Les États-Unis semblent donc se préparer à une éventuelle confrontation avec l’Iran en réduisant progressivement les capacités militaires de ses alliés régionaux. L’objectif serait d’éliminer, un à un, les forces armées soutenues par Téhéran afin de s’assurer une liberté d’action totale en cas d’intervention directe contre la République islamique. Le Hezbollah, pilier de l’Axe de la Résistance, a déjà subi de lourdes pertes dans sa guerre contre Israël. De son côté, Washington exerce des pressions sur le gouvernement irakien pour démilitariser les PMF et les intégrer aux forces gouvernementales, ce qui affaiblirait considérablement leur autonomie et leur capacité de nuisance en cas de conflit. Les Houthis constituent aujourd’hui le dernier obstacle. Possédant l’arsenal militaire le plus important parmi les alliés régionaux de l’Iran – en grande partie grâce aux livraisons d’armes en provenance de Moscou –, ils représentent une menace non négligeable pour les intérêts américains et israéliens. En les neutralisant, Washington s’assurerait un corridor militaire dégagé et limiterait la capacité de riposte de l’Iran en cas d’escalade.

Faille sécuritaire ou manoeuvre délibérée

Toutefois, une interrogation subsiste : l’ajout de Jeffrey Goldberg au groupe de discussion Signal était-il une véritable erreur ou une stratégie pour délivrer un message à l’Europe et à l’Égypte ? Le 26 mars, Michael Waltz a assumé sa responsabilité, qualifiant l’ajout de Goldberg au groupe Signal d’« erreur ».

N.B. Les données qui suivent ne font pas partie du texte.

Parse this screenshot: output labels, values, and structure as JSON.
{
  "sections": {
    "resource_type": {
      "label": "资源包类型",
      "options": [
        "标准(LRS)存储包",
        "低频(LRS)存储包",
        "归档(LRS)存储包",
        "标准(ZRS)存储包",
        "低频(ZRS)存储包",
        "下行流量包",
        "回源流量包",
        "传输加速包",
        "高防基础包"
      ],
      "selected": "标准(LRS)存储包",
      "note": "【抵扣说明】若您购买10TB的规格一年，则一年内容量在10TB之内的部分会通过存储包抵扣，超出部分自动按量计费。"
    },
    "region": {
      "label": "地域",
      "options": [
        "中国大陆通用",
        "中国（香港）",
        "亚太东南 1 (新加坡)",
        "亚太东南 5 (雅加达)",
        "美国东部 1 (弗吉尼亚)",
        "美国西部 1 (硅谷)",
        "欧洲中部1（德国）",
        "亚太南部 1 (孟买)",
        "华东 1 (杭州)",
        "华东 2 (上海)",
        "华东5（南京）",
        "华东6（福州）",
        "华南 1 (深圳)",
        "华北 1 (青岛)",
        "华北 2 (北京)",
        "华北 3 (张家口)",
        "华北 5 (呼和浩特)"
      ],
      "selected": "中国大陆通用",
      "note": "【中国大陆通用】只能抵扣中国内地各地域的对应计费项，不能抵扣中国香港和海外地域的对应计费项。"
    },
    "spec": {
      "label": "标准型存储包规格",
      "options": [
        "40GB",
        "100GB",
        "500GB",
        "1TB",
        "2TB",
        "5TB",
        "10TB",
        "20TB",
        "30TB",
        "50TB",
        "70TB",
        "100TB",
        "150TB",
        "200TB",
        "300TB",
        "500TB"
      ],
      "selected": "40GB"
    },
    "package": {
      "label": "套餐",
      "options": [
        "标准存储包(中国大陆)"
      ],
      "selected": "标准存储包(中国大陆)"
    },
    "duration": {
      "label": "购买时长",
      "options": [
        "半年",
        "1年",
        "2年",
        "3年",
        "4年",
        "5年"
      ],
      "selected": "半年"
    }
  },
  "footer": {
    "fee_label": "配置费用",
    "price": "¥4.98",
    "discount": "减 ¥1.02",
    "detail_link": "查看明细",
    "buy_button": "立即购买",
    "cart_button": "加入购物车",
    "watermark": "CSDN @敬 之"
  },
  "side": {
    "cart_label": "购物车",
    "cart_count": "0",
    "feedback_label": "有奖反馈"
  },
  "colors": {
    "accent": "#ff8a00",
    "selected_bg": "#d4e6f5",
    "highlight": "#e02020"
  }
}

Toutefois, le soutien affiché de Donald Trump à Michael Waltz, malgré cette faille sécuritaire majeure, renforce l’hypothèse selon laquelle l’incident était une manœuvre délibérée. En effet, la création d’un groupe de discussion sur Signal pour traiter d’une opération militaire imminente constitue une violation grave des protocoles de sécurité. Par ailleurs, le fait qu’un journaliste ait eu accès à des documents et des plans confidentiels sans que des mesures strictes ne soient prises contre les responsables suggère une mise en scène plutôt qu’un accident.

En exposant cette conversation, Washington signifierait à ses alliés européens qu’ils ne peuvent plus compter sur la protection américaine et qu’ils devront assumer leurs responsabilités face aux défis sécuritaires régionaux. Cette révélation devrait donc alerter l’Europe, l’Égypte et l’Iran. Chaque jour, le vieux continent prend davantage conscience que les États-Unis ne sont plus un partenaire fiable et qu’en cas de crise majeure, il pourrait se retrouver seul face aux menaces qui pèsent sur lui.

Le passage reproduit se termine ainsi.